The host of the event, Samba co-founder Jeremy Allison, plays the part of Mr Money with dollar sunglasses and a suit decorated with a dollar bill print.
Representing the geek team are Mark Fasheh, Greg Burd and Charles Lamb from Sleepycat Software, the open source company that was recently bought by Oracle. Tongue in cheek, Allison introduces them as members of the Berkeley DB product line, "which Oracle will soon kill."
The nerd team — MySQL co-founder Brian Aker, his colleague Jay Pipes, and Ted Tso, a Linux kernel hacker from IBM — concentrate on working out the answer to a question.
The geeks and the nerds are tested on the four pillars of geekdom — computers, science fiction, comic books and space. This was the answer to the question: "what technology company has its own song book?"
The nerds sing along to "Ever Onward IBM".
As might be expected at a Linux conference, Microsoft was the butt of quite a few jokes, including mentions of Steve Ballmer throwing chairs and the display of unflattering pictures Bill Gates, including this one, from when he was arrested in 1977.
Other questions mocked aspects of Microsoft's strategy, such as its interoperability initiative. Allison asked the question: "Due to their new focus on interoperability how many developers did Microsoft send to the CIFS conference last year?", then acerbically answered, "None of course. Remember, talking about interoperability is as good as doing interoperability."
Oracle and Google did not escape lightly either.

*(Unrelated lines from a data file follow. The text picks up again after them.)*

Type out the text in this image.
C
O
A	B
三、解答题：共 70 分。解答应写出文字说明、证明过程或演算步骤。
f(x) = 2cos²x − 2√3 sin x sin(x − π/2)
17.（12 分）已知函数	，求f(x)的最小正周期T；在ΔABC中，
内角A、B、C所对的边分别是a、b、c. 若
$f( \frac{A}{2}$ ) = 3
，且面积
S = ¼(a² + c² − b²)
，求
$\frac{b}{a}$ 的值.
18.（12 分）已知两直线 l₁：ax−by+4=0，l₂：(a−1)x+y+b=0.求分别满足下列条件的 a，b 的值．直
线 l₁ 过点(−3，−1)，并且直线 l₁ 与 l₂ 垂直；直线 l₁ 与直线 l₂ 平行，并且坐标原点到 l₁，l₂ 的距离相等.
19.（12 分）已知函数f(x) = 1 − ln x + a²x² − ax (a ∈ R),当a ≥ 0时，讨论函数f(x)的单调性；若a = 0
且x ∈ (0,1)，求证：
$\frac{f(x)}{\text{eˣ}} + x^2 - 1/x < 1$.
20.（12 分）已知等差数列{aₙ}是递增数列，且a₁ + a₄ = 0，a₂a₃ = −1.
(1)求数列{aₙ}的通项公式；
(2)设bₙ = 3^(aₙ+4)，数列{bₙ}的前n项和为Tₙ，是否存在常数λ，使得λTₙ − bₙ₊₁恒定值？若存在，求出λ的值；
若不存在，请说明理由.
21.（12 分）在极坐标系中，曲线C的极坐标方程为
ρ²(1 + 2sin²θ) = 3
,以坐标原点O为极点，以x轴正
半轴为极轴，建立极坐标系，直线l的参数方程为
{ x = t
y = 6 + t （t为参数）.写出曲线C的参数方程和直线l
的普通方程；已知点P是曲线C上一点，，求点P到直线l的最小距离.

This unflattering photo of Oracle chief executive Larry Ellison kept popping up all over the place, and Google was criticised for giving into the Chinese government's censorship demands.
Intel was teased for not meeting expectations with Itanium, with this image displayed in response to the question: "What existing new EPIC-design CPU was expected to reach $33bn in revenues by 1999, and had only made $1.6bn by 2004?"
No LinuxWorld quiz would be complete without a picture of the founding father of Linux, Linus Torvalds. Allison displayed this image of Torvalds, in response to one question and proclaimed, "I think we should hail our glorious leader."
The Oracle nerds had a strong lead over the MySQL geeks for most of the quiz, but the geeks managed to pull ahead in the final round of the contest to walk away with the prize of the golden penguins.